Food drive: Need substantialy greater in ’09

October 2009 Posted in Community

By Jan JacksonMelody Harpole of Harpole\'s Produce, shown at Silverton Farmer\'s Market, regularly donates produce to SACA for the food bank.

The volunteers and staff at Silverton Area Community Aid are getting ready to launch the 33rd annual Food Drive. Between Oct. 12 and 16, SACA volunteers will deliver empty sacks to doorsteps and community members will be asked to fill them with nonperishable items and set them out for pick-up by 9 a.m. on Oct. 17.

A nonprofit agency, SACA provides emergency food, financial assistance and resource information to those in need who live (including homeless and transit people) within the boundaries of the Silver Falls School District.

Executive Director Dixon Bledsoe has seen a sharp increase in the need for services in the past six months. With the winter season approaching, he knows busier days are ahead. Just the amount of money going out to help those with eviction notices has a stunning 90 percent increase over 2008.

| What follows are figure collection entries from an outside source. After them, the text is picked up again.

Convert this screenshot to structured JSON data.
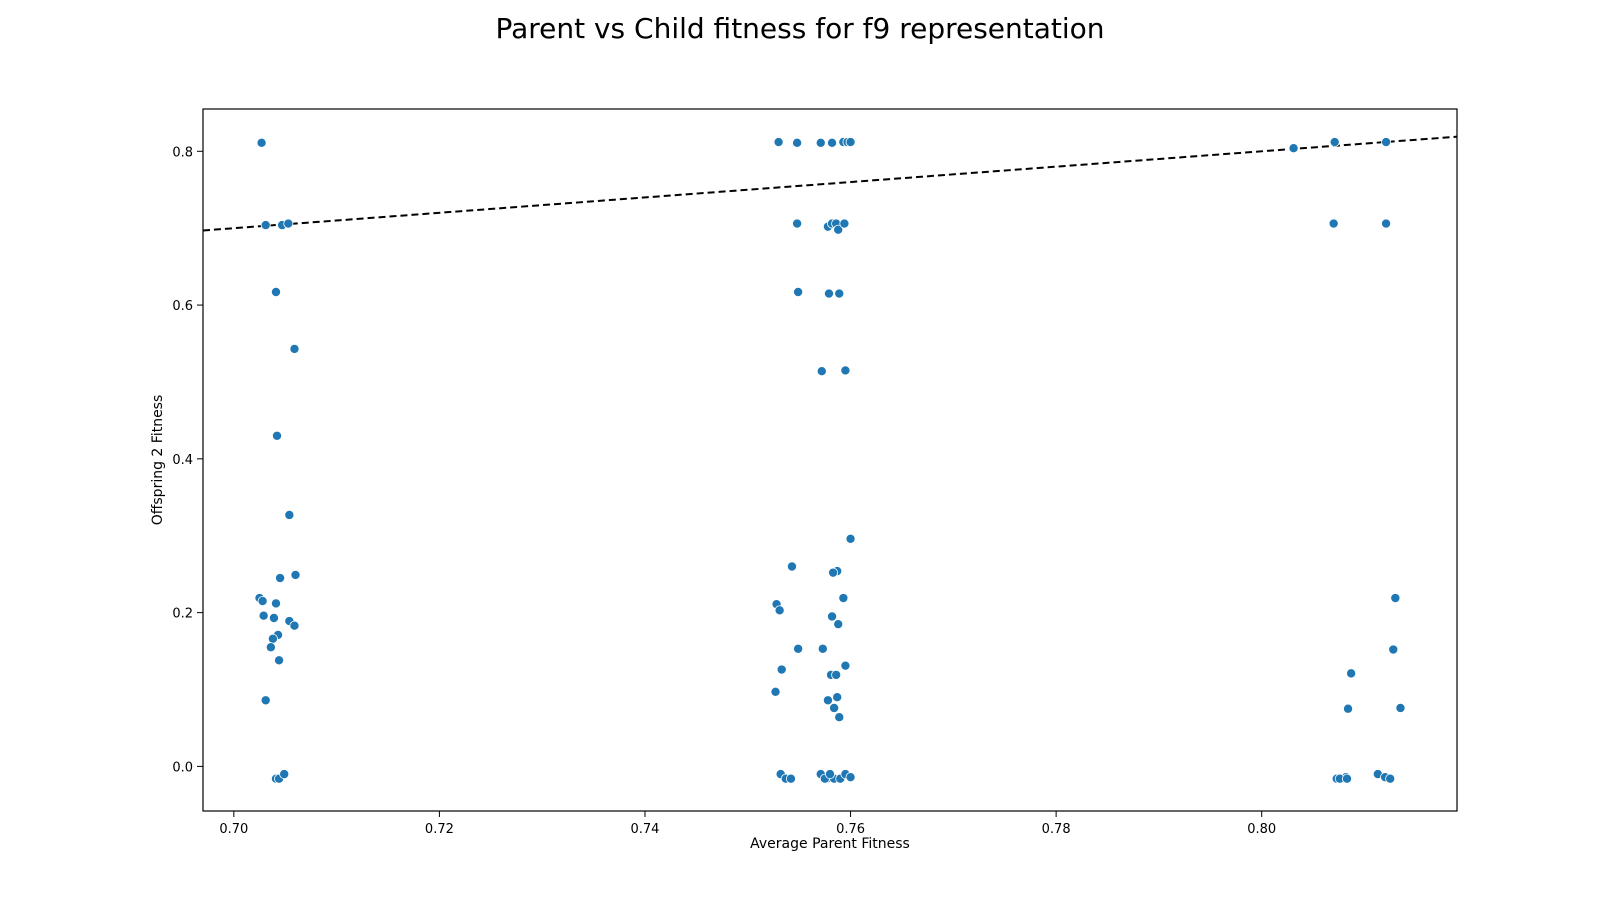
{
  "chart_data": {
    "type": "scatter",
    "title": "Parent vs Child fitness for f9 representation",
    "xlabel": "Average Parent Fitness",
    "ylabel": "Offspring 2 Fitness",
    "xlim": [
      0.697,
      0.819
    ],
    "ylim": [
      -0.058,
      0.855
    ],
    "xticks": [
      0.7,
      0.72,
      0.74,
      0.76,
      0.78,
      0.8
    ],
    "xtick_labels": [
      "0.70",
      "0.72",
      "0.74",
      "0.76",
      "0.78",
      "0.80"
    ],
    "yticks": [
      0.0,
      0.2,
      0.4,
      0.6,
      0.8
    ],
    "ytick_labels": [
      "0.0",
      "0.2",
      "0.4",
      "0.6",
      "0.8"
    ],
    "marker_color": "#1f77b4",
    "reference_line": {
      "style": "dashed",
      "color": "#000000",
      "description": "y = x"
    },
    "series": [
      {
        "name": "Offspring 2 Fitness",
        "x": [
          0.7027,
          0.7031,
          0.7047,
          0.7053,
          0.7041,
          0.7059,
          0.7042,
          0.7054,
          0.7045,
          0.706,
          0.7025,
          0.7028,
          0.7029,
          0.7039,
          0.7041,
          0.7054,
          0.7059,
          0.7043,
          0.7038,
          0.7036,
          0.7044,
          0.7031,
          0.7041,
          0.7044,
          0.7049,
          0.753,
          0.7548,
          0.7571,
          0.7582,
          0.7593,
          0.7597,
          0.76,
          0.7548,
          0.7578,
          0.7582,
          0.7586,
          0.7588,
          0.7594,
          0.7549,
          0.7579,
          0.7589,
          0.7572,
          0.7595,
          0.76,
          0.7543,
          0.7587,
          0.7583,
          0.7593,
          0.7528,
          0.7531,
          0.7582,
          0.7588,
          0.7549,
          0.7573,
          0.7595,
          0.7533,
          0.7581,
          0.7586,
          0.7527,
          0.7578,
          0.7587,
          0.7584,
          0.7589,
          0.7532,
          0.7537,
          0.7542,
          0.7571,
          0.7577,
          0.7584,
          0.759,
          0.7595,
          0.76,
          0.7575,
          0.758,
          0.8031,
          0.8071,
          0.8121,
          0.807,
          0.8121,
          0.813,
          0.8128,
          0.8087,
          0.8084,
          0.8135,
          0.8073,
          0.8078,
          0.8082,
          0.8113,
          0.812,
          0.8125,
          0.8076,
          0.8083
        ],
        "y": [
          0.811,
          0.704,
          0.704,
          0.706,
          0.617,
          0.543,
          0.43,
          0.327,
          0.245,
          0.249,
          0.219,
          0.215,
          0.196,
          0.193,
          0.212,
          0.189,
          0.183,
          0.171,
          0.166,
          0.155,
          0.138,
          0.086,
          -0.016,
          -0.016,
          -0.01,
          0.812,
          0.811,
          0.811,
          0.811,
          0.812,
          0.812,
          0.812,
          0.706,
          0.702,
          0.706,
          0.706,
          0.698,
          0.706,
          0.617,
          0.615,
          0.615,
          0.514,
          0.515,
          0.296,
          0.26,
          0.254,
          0.252,
          0.219,
          0.211,
          0.203,
          0.195,
          0.185,
          0.153,
          0.153,
          0.131,
          0.126,
          0.119,
          0.119,
          0.097,
          0.086,
          0.09,
          0.076,
          0.064,
          -0.01,
          -0.016,
          -0.016,
          -0.01,
          -0.016,
          -0.016,
          -0.016,
          -0.01,
          -0.014,
          -0.016,
          -0.01,
          0.804,
          0.812,
          0.812,
          0.706,
          0.706,
          0.219,
          0.152,
          0.121,
          0.075,
          0.076,
          -0.016,
          -0.016,
          -0.014,
          -0.01,
          -0.014,
          -0.016,
          -0.016,
          -0.016
        ]
      }
    ]
  }
}
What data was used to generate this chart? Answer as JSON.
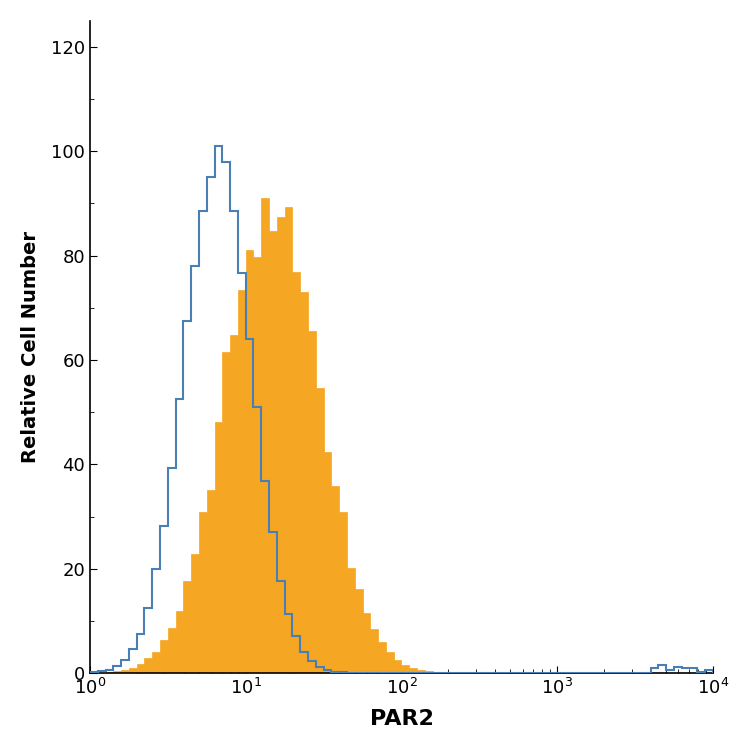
{
  "title": "",
  "xlabel": "PAR2",
  "ylabel": "Relative Cell Number",
  "xlim": [
    1,
    10000
  ],
  "ylim": [
    0,
    125
  ],
  "yticks": [
    0,
    20,
    40,
    60,
    80,
    100,
    120
  ],
  "background_color": "#ffffff",
  "blue_color": "#4a7fb5",
  "orange_color": "#f5a623",
  "xlabel_fontsize": 16,
  "ylabel_fontsize": 14,
  "tick_fontsize": 13,
  "n_bins": 80,
  "blue_peak_log": 0.82,
  "blue_sigma_log": 0.22,
  "blue_peak_y": 101,
  "orange_peak_log": 1.17,
  "orange_sigma_log": 0.3,
  "orange_peak_y": 91
}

“Clients are eligible to receive only one food box a month, and one-time help with rent, utilities or other needs,” Bledsoe said. “Once in a while we will hear someone ask about how many people are abusing the system but in Silverton 98 percent of the people we see certainly are not. We try to give a hand up to people who need short-term help and even then, many are reticent about asking for it.”

SACA October Food Drive
Oct. 12 – 17, 2009
To volunteer call 503-873-3446

SACA staff and volunteers are quick to credit community members for its ability to assist families and laud the year-round donations of food from local grocery stores, area growers, producers and concerned citizens.

Its funding base, which includes a United Way grant and a modest but steady stream of private contributions, helps operate the program and buy needed goods and services they can’t get any other way.

Literally hundreds of volunteers make the program possible by working thousands of hours. One wine auction fundraiser brought in more than $10,000 in one evening, and a private couple matched the funds.

The $20,000 is being put to use helping those who need it most.

Silverton resident Dave Richter, known affectionately among food bank volunteers as SACA Dave, has volunteered for SACA since 2006. In 2007, he and fellow volunteers from the Silverton Immanuel Lutheran Church, started designating the second Sunday of every month as the day to bring in food for SACA.

Items need for food bank boxes
Peanut butter and cans of tuna, salmon etc.;
cheese, butter and eggs (must have receipt
from same-day purchase from retail store);
soups; coffee, sugar, Top Ramen, macaroni
and cheese; chili; pasta; fruit juice;
school lunch snacks; cereall; baby food (jars);
cake mixes and Jell-O for the holidays.
Personal items: shampoo, toothpaste, deodorant,
large diapers (Sizes 5-6).

“We as a congregation already supported a world-wide food resource bank, but two years ago decided it would be good to support the food bank in our own community as well,” Richter said. “When we started, the food we collected filled a shopping cart and now we fill that plus the top and underneath side of an 8-foot table. We have members who volunteer their time, their money and just last month alone we brought them 800 pounds of food. This congregation as well as the community is filled with good and regular givers.”
SACA, which served 4,776 individuals during the first six months of 2009 compared with 4,318 during the same period in 2008, is appealing to the community to get the shelves stocked with non-perishable items to help meet the needs that come during the lean winter months.

“It is hard to realize that one out of seven households in Marion County may not have enough food for their next meal. However big or small, the donation is greatly appreciated,” Bledsoe said. “I’ve also had some heart-warming experiences in the short time I’ve been here. One very young girl came in and donated the $3 dollars she had saved up just to do her part giving back. Another time I came to work to find two young brothers waiting outside the door offering to sweep, dust, sort cans or do anything else we needed as thanks for helping their family. Helping people like that let’s me sleep very well at night.”